FDU Student Finds Ways to Help

Jodi Carpenter delivering groceries during the pandemic

ISHTM Grad Student Jodi Carpenter has found a way to safely be of service

COVID-19 has created an unprecedented hardship for many Fairleigh Dickinson University students. It is also true that many of those very same students have taken it upon themselves to care for members of their communities who are in need of assistance.

Master’s degree candidate Jodi Carpenter, currently enrolled in FDU’s prestigious International School of Hospitality Management, is one such student. Jodi, who is scheduled to receive her degree in May, has, like all FDU students, been finishing her final semester remotely. It is, she says, not optimum, but she is managing. “I tend to learn better in a classroom environment, but, using Zoom, we can still have a classroom discussion. It’s just a little harder to piggyback off each other’s ideas.” The crisis itself is informing some of those discussions, says Jodi. For example, in a class on tourism, the discussions have been centering on when or whether emerging tourism markets will be able to recover from the crash that the pandemic has precipitated.

Closer to home, Jodi’s found herself with a little extra free time during this crisis; she works as a graduate assistant in the Department of University Advancement, helping to plan University events, almost all of which have now been cancelled. Until the middle of March, she spent her weekends working in a restaurant that is closed because of the pandemic.

Because she comes from a family that values community service – her mother works for the charity Livestrong through the local YMCA, which has been marshalling resources to assist cancer patients during the COVID-19 pandemic – Jodi’s first impulse was to find a way to assist people around her at higher risk for infection.

Jodi, who has worked in food service for years, says that making sure that people have enough to eat is a big part of who she is. She realized that her parents’ neighbor needed some help, so she went grocery shopping for the elderly woman. From there, through social media, she discovered an hoc group of young adults in Hunterdon County who have been reaching out to neighbors in need to make sure that they have supplies to see them through the crisis. “When people come together and cooperate, we can make sure that the people around us have what they need,” she says.

Jodi says that she can trace her impulse to be of service to watching Mr.
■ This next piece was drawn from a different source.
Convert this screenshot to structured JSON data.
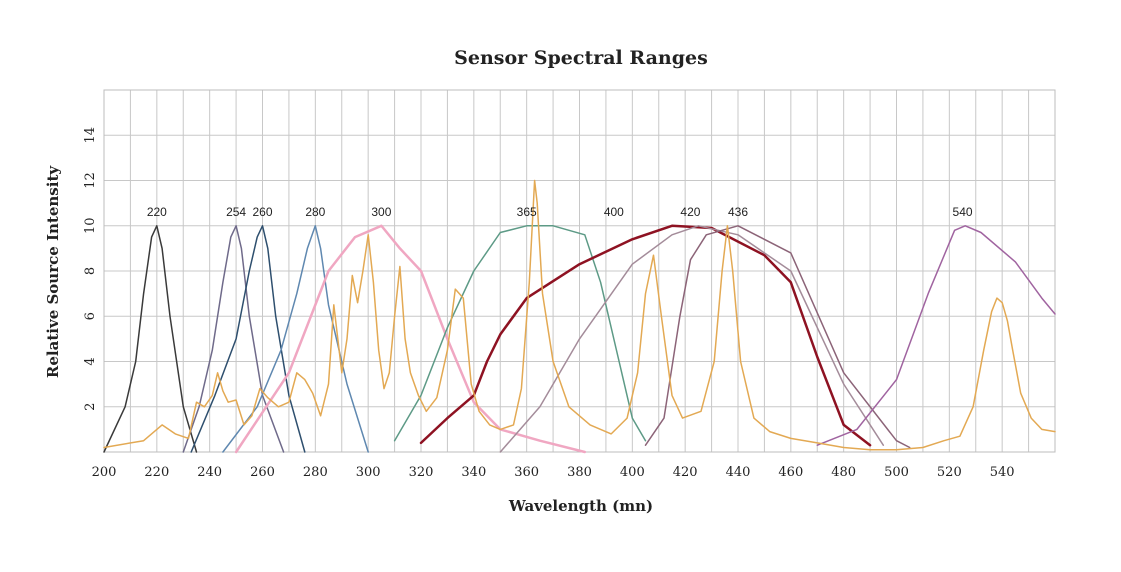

Rogers as a child. “Mr. Rogers told a story about himself that has stuck with me,” Jodi says. “He recalled being a boy and, when he would see scary things in the news, his mother would say to him, ‘Look for the helpers. You will always find people who are helping.’”

“I want to be a helper,” Jodi says.

Although she is young – 31-years-old – and healthy, Jodi says she and her friends have been keeping physical distance, but remain connected in myriad ways, thanks to technology. “My friends and I have been watching Disney movies and playing charades on Google Hangouts. In a weird way, my friends who live across the country and the world are getting closer together and realizing what is most important,” she says.